In conventional research of the landslide prediction, researchers have considered relationships between slope failure caused by rainfall and hydrological and mechanical phenomena such as incline and ground displacement that occur under slope before landslide . Monitoring this kind of phenomena requires the observation of changes that occur in the groundwater and soil inside the slope. Then, in Chiba university, the self- potential (SP) method has investigated, which has the advantage that the observation of these changes can be performed over a wide range simply and the cost can be reduced. The SP method is a method measuring the potential generated spontaneously caused by fluctuations of charges due to groundwater flows using electrodes installed in the ground. From the results of laboratory experiments to date, it has been confirmed that there is a relationship between water flows and soil layer displacement and SP fluctuation. In sandbox experiment, two-dimensional tomography of charge density and pressure head was created from the observed natural potential values, and the electrokinetic phenomenon was verified by two-dimensional simulation of groundwater flow. In these two-dimensional analyses, the water flow is assumed to be homogeneous across the depth of the sandbox. However, the two-dimensional approximation resulted in a large error between the simulated and measured values of the self-potential. Then, three-dimensional simulation and self-potential tomography algorithm have developed.
Then, in this study, we demonstrated the necessity and effectiveness of three-dimensional analysis and models in a rectangular sandbox experiment measuring 200×20×60 cm (width×depth×height). Specifically, actual data from the sandbox experiment was compared with self-potential generation simulations using forward problems of 2D and 3D flow models, and groundwater flow estimation from self-potentials using 2D and 3D self-potential tomography was compared with the model and experimental data. In the water injection experiment, the sandbox was laid with homogeneous sand, and water was injected from the lower part of the sandbox, simulating the groundwater flow. Parameters related to the sand of the soil layer, such as the permeability coefficient and the electro-kinetic coefficient, were measured in another experiment and set to be constant in the sandbox.

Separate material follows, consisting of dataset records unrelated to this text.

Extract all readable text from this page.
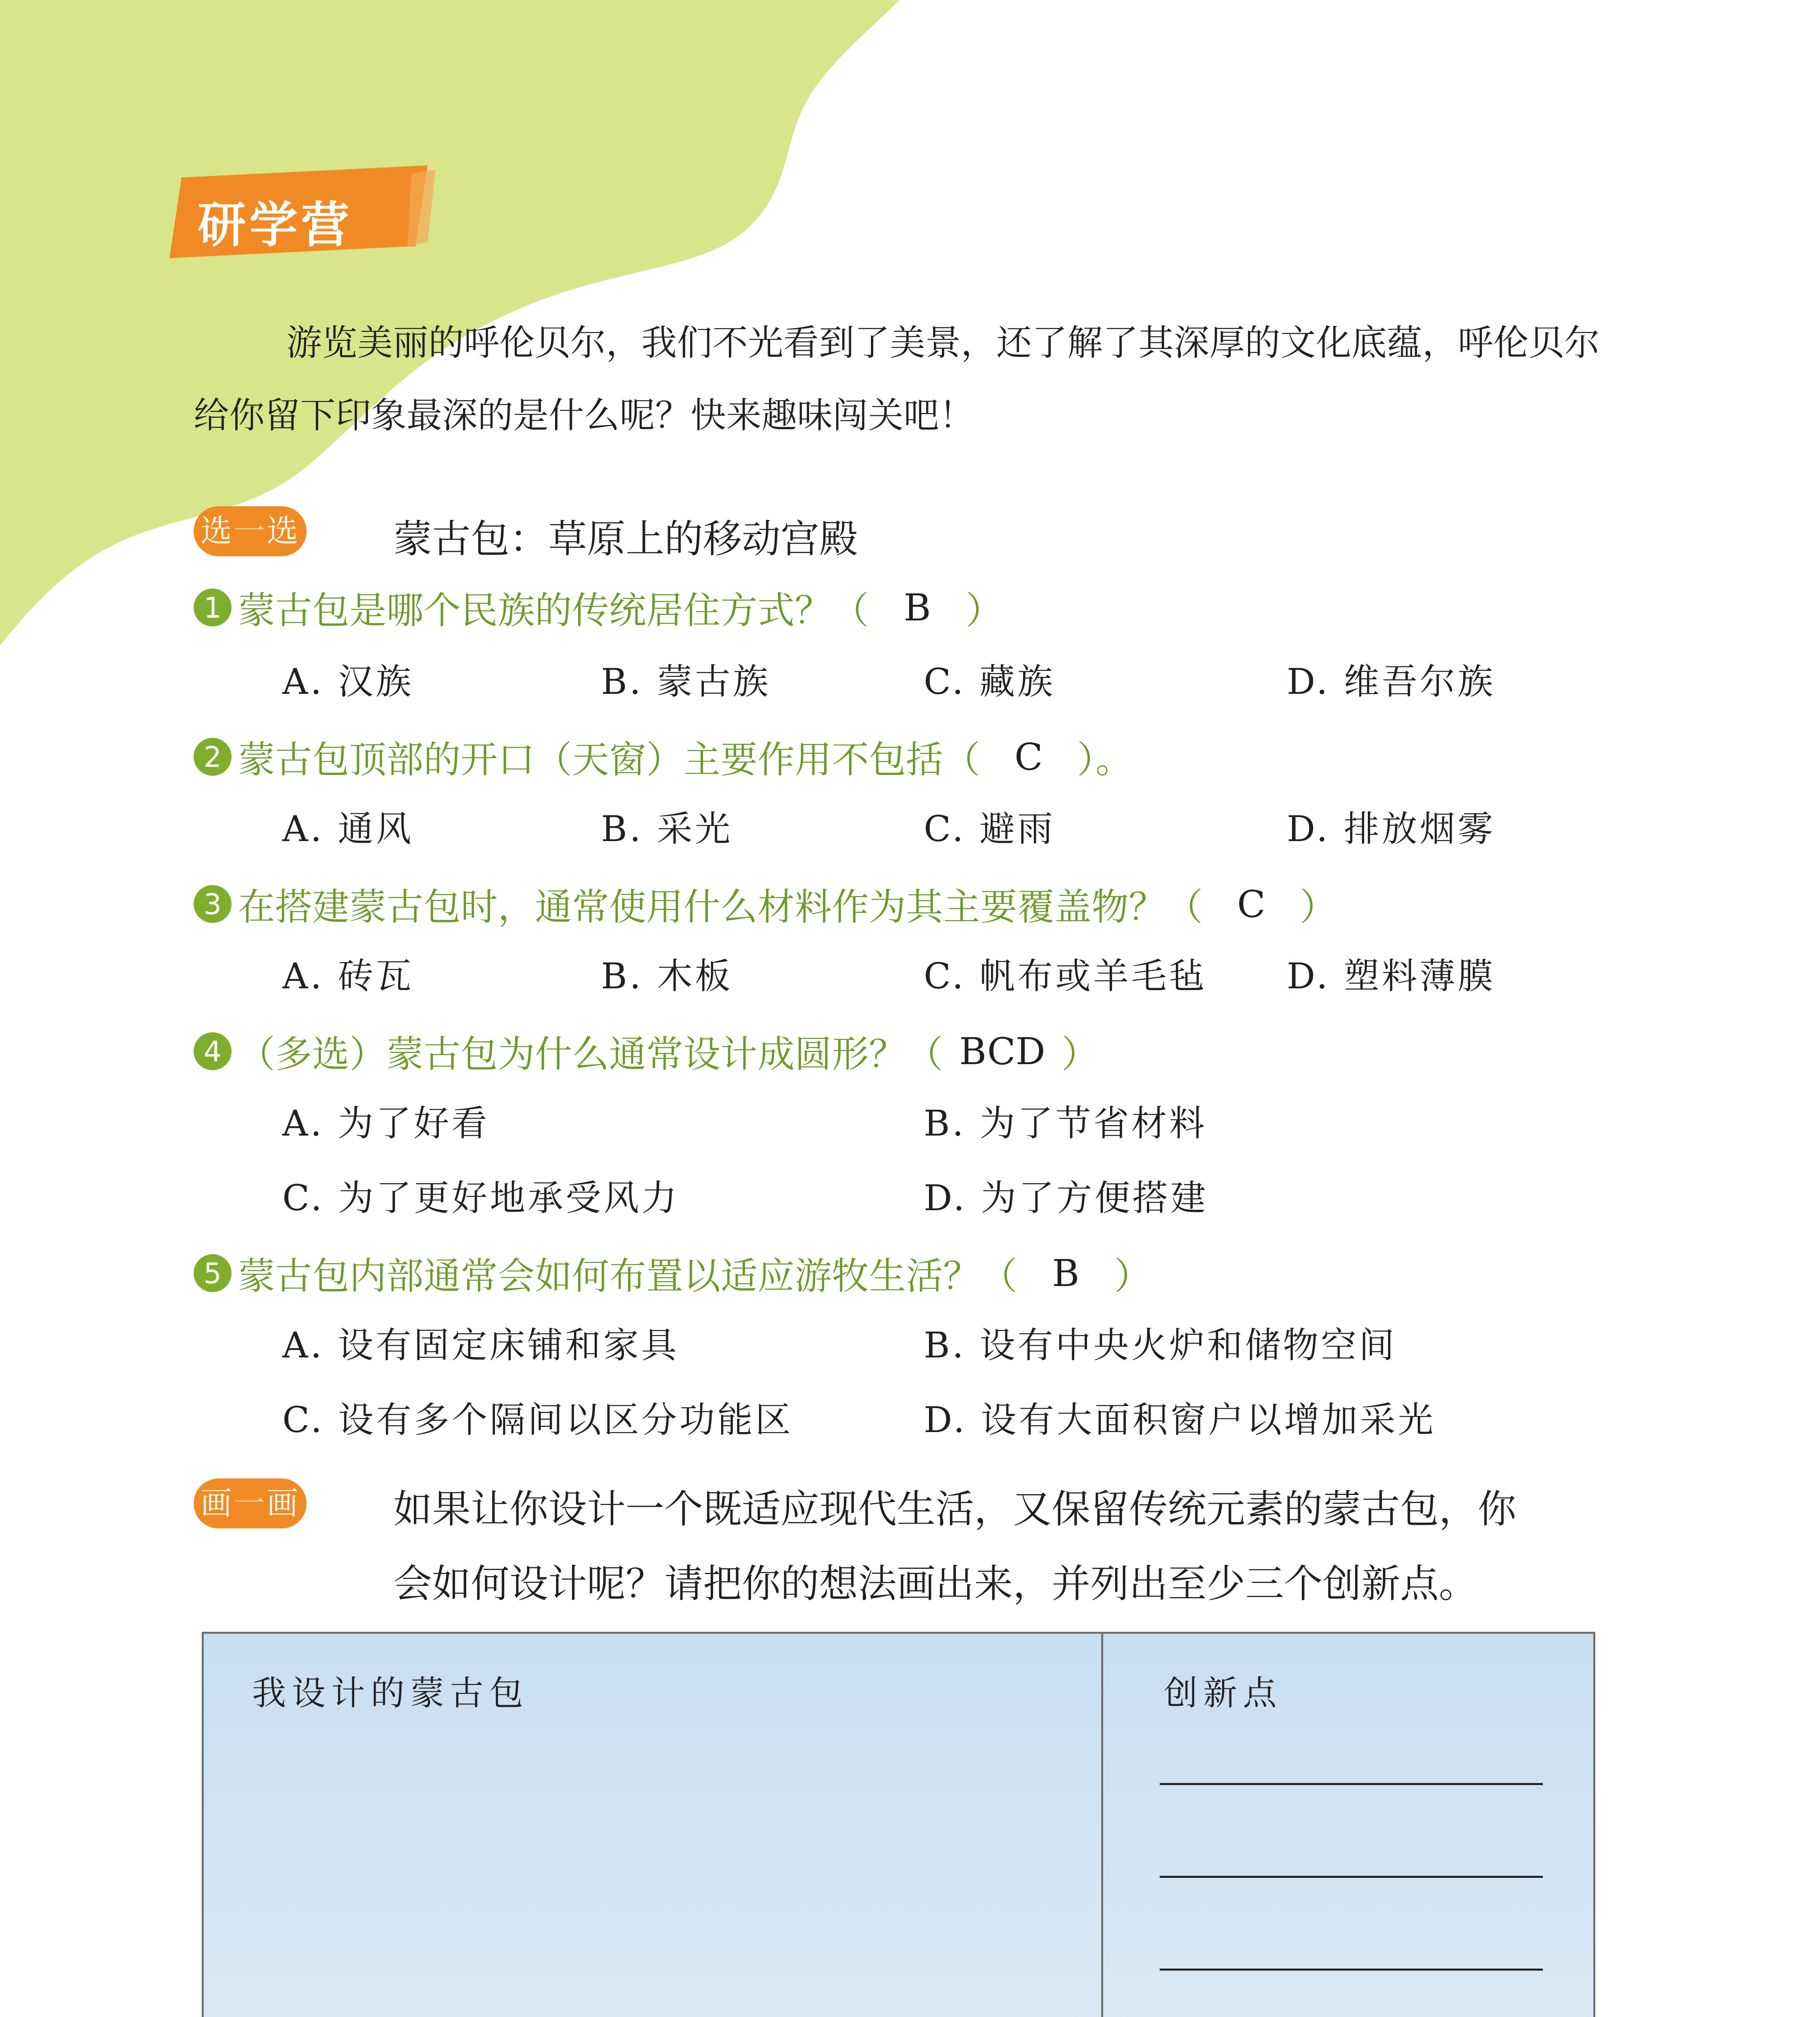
研学营
游览美丽的呼伦贝尔，我们不光看到了美景，还了解了其深厚的文化底蕴，呼伦贝尔给你留下印象最深的是什么呢？快来趣味闯关吧！
选一选 蒙古包：草原上的移动宫殿
1 蒙古包是哪个民族的传统居住方式？（ B ）
A. 汉族	B. 蒙古族	C. 藏族	D. 维吾尔族
2 蒙古包顶部的开口（天窗）主要作用不包括（ C ）。
A. 通风	B. 采光	C. 避雨	D. 排放烟雾
3 在搭建蒙古包时，通常使用什么材料作为其主要覆盖物？（ C ）
A. 砖瓦	B. 木板	C. 帆布或羊毛毡 D. 塑料薄膜
4 （多选）蒙古包为什么通常设计成圆形？（ BCD ）
A. 为了好看	B. 为了节省材料
C. 为了更好地承受风力	D. 为了方便搭建
5 蒙古包内部通常会如何布置以适应游牧生活？（ B ）
A. 设有固定床铺和家具	B. 设有中央火炉和储物空间
C. 设有多个隔间以区分功能区	D. 设有大面积窗户以增加采光
画一画 如果让你设计一个既适应现代生活，又保留传统元素的蒙古包，你
会如何设计呢？请把你的想法画出来，并列出至少三个创新点。
我设计的蒙古包	创新点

The root mean square (RMS) of the difference between the simulated and observed self-potential values in the water injection experiment was smaller in 3D than in 2D, which was a better result. Next, the difference between the length of the flow velocity of the pressure head tomography obtained by inverse analysis of the SP actual values was smaller in 3D than in 2D compared to the simulation results. It was also found that the flow velocity vector of the 3D reconstruction results had a spread in the depth direction. This shows that the assumption of laminar flow in the 2D approximation is not valid, and it can be said that 3D analysis is essential. Application to multi-layer structures and actual slopes is a topic for the future. Details will be announced at the lecture.